Important steps are to increase the capacity of our researchers in two focus areas:
1) Harmonisation of data collection in general by training them in metadata standards, FAIR principles, and federated data analysis procedures;
2) prediction of the adoption and maintenance of physical activity behaviours from sets of biological, psychological, environmental and social determinants and their complex interactions.
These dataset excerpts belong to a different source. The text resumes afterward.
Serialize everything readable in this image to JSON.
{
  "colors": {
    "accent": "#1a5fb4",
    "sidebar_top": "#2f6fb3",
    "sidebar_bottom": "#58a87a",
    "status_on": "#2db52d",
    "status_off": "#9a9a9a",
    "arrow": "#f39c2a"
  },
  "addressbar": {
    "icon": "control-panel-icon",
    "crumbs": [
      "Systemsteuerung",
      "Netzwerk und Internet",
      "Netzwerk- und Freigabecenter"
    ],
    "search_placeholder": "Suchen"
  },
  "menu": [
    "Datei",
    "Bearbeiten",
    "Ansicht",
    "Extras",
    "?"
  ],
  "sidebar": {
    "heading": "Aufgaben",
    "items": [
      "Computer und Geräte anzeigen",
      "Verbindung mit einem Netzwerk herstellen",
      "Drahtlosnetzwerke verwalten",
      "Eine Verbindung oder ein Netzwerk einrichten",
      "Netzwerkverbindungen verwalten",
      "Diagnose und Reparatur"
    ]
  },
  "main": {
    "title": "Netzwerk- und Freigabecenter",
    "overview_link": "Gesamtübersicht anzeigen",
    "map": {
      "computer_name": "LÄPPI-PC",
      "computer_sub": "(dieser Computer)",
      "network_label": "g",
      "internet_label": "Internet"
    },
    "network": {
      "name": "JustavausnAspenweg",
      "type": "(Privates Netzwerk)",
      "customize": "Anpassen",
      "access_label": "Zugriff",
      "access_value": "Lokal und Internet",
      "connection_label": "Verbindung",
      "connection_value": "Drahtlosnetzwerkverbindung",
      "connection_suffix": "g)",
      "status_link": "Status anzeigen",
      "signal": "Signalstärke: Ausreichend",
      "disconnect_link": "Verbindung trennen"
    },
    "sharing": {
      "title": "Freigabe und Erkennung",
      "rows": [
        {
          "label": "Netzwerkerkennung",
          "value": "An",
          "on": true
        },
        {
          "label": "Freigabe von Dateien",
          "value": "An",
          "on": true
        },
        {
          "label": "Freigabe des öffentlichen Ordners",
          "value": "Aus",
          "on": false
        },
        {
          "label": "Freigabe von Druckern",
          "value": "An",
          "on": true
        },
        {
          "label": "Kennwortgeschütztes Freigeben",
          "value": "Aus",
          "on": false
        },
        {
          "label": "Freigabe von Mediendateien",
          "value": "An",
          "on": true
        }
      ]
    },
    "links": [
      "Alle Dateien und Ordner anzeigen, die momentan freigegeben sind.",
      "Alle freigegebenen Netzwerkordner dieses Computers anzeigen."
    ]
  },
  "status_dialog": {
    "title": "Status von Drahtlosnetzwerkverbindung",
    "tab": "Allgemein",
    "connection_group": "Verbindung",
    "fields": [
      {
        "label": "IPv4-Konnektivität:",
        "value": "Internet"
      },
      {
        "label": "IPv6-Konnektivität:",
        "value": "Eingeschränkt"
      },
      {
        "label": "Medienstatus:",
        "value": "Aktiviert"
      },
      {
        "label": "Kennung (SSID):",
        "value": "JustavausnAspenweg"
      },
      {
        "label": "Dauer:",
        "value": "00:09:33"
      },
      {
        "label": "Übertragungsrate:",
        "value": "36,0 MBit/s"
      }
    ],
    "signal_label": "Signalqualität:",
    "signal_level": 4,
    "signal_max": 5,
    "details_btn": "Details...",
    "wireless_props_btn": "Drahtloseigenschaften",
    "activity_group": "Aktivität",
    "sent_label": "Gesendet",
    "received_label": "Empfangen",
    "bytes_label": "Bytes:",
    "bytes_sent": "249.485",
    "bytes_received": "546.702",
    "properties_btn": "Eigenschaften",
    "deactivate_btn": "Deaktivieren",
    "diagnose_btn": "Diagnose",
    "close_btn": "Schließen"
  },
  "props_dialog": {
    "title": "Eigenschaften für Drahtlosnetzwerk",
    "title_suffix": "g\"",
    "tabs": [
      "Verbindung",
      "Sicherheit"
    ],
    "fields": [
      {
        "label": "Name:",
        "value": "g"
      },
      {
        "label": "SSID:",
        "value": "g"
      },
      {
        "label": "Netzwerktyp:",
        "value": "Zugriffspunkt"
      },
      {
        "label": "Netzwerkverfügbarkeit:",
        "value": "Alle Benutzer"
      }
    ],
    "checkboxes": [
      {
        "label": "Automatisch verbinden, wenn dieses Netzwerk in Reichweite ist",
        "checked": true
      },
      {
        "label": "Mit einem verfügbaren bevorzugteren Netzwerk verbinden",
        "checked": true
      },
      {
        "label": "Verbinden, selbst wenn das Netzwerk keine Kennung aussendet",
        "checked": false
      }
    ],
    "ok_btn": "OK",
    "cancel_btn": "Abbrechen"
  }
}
Building on our report on the extent that the collection of data on the determinants of physical activity behaviours can be harmonised across countries, we provide a roadmap for optimal future research harmonisation, data collection and data integration. The extended DE-PASS community can then commit to this roadmap by signing a newly developed Memorandum of Understanding. Proof of concept of the added scientific and practical value of future harmonisation of European research on the determinants of physical activity behaviours will in parallel be shown. We will create a pan-European data base of physical activity behaviours and their determinants in children and their families who will bridge the pre-school-primary-post primary transitions. In a minimum of five different countries, parents and children in 200 families representing the full socio-economic spectrum will repeatedly provide data across a 3 year time period on objective physical activity and its key determinants.